Filipinos may have kept guard protecting their Facebook
accounts from possible hacking, a day after Meta confirmed there was a global
outage in its system. What we failed to prevent, however, was the biggest
political hack when the House of Representatives’ Committee of the Whole passed
Resolution of Both Houses No. 7 (RBH7) Wednesday.
Partido Manggagawa (PM) Secretary General Judy Ann Miranda,
said the haste in approving RBH 7 at the House of Representatives, “Is
equivalent to a political hack which is unthinkable for a huge political body
known for being laggard and protracted in its lawmaking process, especially
when it comes to important social development agenda.”
Miranda cited as an example the lengthy years of enacting
the reproductive health bill, which took 14 years, and now on the proposed
divorce law, and right to safe and affordable abortion even for special
cases.
“Kapag para sa kababaihan, history book ang trato sa amin ng
mga mambabatas. Pero kapag charter change para sa dayuhan, para silang
Facebook, Twitter, o Tiktok sa pabilisang gumalaw,” lamented Miranda, as PM
joined protest actions in the Senate with the World March of Women, and in
Manila with In Defense of Human Rights and Dignity (iDefend) Movement, which is
all part of the celebration of the International Women’s Day.
The same is true, she added, when it comes to the proposed
wage hike legislation, with the last legislated wage hike enacted by Congress
was in 1989. “When it comes to another agenda like charter change, which is an
alien concern to most Filipinos, our lawmakers get fast and furious.”

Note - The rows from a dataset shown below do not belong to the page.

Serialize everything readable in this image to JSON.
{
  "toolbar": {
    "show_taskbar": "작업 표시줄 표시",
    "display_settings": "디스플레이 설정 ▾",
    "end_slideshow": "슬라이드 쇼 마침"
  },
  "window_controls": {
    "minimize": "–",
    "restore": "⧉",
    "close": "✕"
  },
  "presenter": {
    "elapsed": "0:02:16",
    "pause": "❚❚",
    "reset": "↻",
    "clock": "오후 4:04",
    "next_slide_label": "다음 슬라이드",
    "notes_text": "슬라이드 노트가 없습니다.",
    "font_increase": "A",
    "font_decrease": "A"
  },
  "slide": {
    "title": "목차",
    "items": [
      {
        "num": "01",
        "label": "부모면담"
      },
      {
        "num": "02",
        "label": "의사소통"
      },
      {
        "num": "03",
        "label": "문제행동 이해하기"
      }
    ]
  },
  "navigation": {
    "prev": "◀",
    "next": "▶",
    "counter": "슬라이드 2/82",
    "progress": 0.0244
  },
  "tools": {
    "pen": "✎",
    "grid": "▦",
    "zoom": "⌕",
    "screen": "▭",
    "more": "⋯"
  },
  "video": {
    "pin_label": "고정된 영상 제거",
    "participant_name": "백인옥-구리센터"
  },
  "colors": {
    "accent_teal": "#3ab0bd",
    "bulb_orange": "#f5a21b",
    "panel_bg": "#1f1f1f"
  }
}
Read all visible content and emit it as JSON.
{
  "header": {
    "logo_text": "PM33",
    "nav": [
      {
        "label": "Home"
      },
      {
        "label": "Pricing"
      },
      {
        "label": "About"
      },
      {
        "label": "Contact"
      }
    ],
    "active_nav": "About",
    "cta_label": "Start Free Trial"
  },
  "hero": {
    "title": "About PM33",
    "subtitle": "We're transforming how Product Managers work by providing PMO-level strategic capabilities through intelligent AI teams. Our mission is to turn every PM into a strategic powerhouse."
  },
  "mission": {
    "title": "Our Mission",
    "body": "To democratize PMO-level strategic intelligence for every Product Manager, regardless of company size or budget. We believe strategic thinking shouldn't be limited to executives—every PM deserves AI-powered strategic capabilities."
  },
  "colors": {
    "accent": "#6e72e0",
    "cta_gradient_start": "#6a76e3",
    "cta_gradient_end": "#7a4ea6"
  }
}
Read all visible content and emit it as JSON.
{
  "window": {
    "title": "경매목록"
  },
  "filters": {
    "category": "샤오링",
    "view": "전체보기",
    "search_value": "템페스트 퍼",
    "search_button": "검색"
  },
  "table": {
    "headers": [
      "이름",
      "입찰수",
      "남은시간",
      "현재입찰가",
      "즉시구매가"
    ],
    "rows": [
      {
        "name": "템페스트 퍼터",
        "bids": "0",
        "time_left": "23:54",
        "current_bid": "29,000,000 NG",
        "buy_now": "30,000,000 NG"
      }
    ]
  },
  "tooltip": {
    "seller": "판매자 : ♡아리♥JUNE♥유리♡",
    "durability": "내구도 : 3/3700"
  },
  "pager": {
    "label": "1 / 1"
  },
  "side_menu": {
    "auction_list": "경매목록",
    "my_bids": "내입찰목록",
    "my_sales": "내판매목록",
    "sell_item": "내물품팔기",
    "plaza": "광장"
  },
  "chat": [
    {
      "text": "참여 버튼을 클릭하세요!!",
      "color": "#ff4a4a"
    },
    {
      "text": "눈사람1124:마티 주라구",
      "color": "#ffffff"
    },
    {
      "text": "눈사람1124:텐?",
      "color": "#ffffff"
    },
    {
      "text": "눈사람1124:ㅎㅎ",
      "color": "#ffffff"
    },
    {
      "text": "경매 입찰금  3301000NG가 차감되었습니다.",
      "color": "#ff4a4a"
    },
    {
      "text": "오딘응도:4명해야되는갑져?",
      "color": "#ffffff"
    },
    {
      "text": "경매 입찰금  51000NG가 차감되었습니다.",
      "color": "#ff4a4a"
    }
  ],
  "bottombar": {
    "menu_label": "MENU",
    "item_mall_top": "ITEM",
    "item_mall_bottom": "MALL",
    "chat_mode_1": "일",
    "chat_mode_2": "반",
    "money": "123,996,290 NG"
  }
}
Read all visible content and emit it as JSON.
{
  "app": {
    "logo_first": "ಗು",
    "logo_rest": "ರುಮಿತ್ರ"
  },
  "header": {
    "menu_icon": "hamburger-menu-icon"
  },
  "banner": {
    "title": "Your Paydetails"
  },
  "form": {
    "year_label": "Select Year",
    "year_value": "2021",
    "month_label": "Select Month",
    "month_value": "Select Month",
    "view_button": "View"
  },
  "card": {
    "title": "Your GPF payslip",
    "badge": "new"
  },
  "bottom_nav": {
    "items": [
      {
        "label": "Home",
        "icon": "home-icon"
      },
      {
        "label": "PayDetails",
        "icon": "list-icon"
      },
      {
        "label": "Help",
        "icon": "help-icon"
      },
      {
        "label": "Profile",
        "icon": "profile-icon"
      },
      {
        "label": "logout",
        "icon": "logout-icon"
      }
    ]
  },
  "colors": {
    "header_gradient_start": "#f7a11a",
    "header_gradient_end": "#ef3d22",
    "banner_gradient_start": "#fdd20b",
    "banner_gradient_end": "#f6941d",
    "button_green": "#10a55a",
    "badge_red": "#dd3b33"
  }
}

Like RBH 6 now pending before the Senate, RBH 7 proposes to
amend several economic provisions in the 1987 Constitution, particularly on
areas covering public services, education, advertising, and land ownership,
among others.
Once approved separately by both houses through a ¾ vote,
the “unless otherwise provided by law” shall be added to all the sections under
several articles of the Constitution that Congress so decides to be amended,
particularly Article XII (Section 11), Article XIV (paragraph 2 of Section 4),
and Article XVI (paragraph 2 of Section 11).
But Mirada emphasized, “changing those sections and articles of the Constitution won’t alter the age-old problems of poverty and discrimination confronting women today, which are more of an outcome of society’s capitalistic structure where social wealth is appropriated among the tiny few while governance is run under a dynastic political rule.”